Le marché français de 72 000 tonnes (140 000 t en équivalent poids entier) est d’abord approvisionné par la production, estimée à 27 000 tonnes en 2020 (avec 19 000 t vendues sous criées). Les imports sont en baisse depuis vingt ans et atteignent 12 000 tonnes en 2020. La France étant le premier marché européen, les exports sont modestes, de l’ordre de 6 000 tonnes en 2020. En volume, les pays clients sont l’Espagne, l’Italie et le Royaume-Uni. En valeur, l’ordre s’inverse et le Royaume-Uni est en tête, puis suivent l’Italie et la Belgique.
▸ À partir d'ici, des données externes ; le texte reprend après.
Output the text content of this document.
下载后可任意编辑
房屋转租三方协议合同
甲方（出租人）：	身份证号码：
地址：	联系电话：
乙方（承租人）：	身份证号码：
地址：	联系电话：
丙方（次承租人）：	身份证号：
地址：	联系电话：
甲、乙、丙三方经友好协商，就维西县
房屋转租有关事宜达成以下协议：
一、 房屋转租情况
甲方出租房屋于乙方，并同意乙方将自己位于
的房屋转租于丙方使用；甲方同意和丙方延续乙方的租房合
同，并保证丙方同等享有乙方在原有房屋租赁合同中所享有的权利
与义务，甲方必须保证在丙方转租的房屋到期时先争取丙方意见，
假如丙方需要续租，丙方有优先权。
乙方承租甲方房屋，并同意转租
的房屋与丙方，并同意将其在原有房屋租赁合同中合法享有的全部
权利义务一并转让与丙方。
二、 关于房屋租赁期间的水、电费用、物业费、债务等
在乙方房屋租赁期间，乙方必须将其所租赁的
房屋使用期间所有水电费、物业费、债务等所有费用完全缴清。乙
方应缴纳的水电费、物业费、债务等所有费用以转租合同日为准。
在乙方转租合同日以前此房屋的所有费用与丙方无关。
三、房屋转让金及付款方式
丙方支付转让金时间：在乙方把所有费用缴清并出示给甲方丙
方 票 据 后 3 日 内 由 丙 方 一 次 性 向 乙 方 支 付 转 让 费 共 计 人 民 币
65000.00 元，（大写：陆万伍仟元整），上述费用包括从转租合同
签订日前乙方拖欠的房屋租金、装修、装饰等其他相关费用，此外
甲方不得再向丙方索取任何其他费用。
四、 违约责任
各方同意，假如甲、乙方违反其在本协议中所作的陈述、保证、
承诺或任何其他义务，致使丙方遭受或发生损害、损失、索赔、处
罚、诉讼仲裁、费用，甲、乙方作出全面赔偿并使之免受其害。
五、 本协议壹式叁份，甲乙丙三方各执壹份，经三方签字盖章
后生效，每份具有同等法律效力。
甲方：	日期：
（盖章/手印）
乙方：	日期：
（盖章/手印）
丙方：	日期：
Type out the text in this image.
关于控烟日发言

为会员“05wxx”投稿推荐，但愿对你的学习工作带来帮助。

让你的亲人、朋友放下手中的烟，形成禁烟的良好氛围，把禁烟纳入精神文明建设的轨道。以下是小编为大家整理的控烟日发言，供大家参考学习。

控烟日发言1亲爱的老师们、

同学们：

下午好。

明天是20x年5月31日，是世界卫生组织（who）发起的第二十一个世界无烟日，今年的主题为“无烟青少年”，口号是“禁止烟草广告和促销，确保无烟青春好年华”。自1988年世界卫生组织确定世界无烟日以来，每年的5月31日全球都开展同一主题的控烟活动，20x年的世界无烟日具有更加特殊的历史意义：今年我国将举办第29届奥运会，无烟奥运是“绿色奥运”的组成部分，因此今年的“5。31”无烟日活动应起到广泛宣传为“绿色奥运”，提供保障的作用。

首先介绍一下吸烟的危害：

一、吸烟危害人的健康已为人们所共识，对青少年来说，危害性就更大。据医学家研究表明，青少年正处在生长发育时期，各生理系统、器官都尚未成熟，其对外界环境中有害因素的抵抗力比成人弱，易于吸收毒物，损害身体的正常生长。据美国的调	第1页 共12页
Les pays fournisseurs de la France sont en volume l’Argentine, le Pérou, et le Royaume-Uni, et en valeur le Royaume-Uni, le Canada et l’Argentine. Notons toutefois que la coquille pêchée en Manche, la Pecten maximus, n’est pas la même espèce que celle pêchée dans les eaux du continent américain, le pétoncle. Sur les 19 000 tonnes débarquées en criées, 11 500 viennent de la baie de Seine, et près de 6 000 de la baie de Saint-Brieuc. Si on ajoute les ventes hors criée (environ la moitié des ventes en Normandie), la production totale de coquilles atteint 27 000 tonnes.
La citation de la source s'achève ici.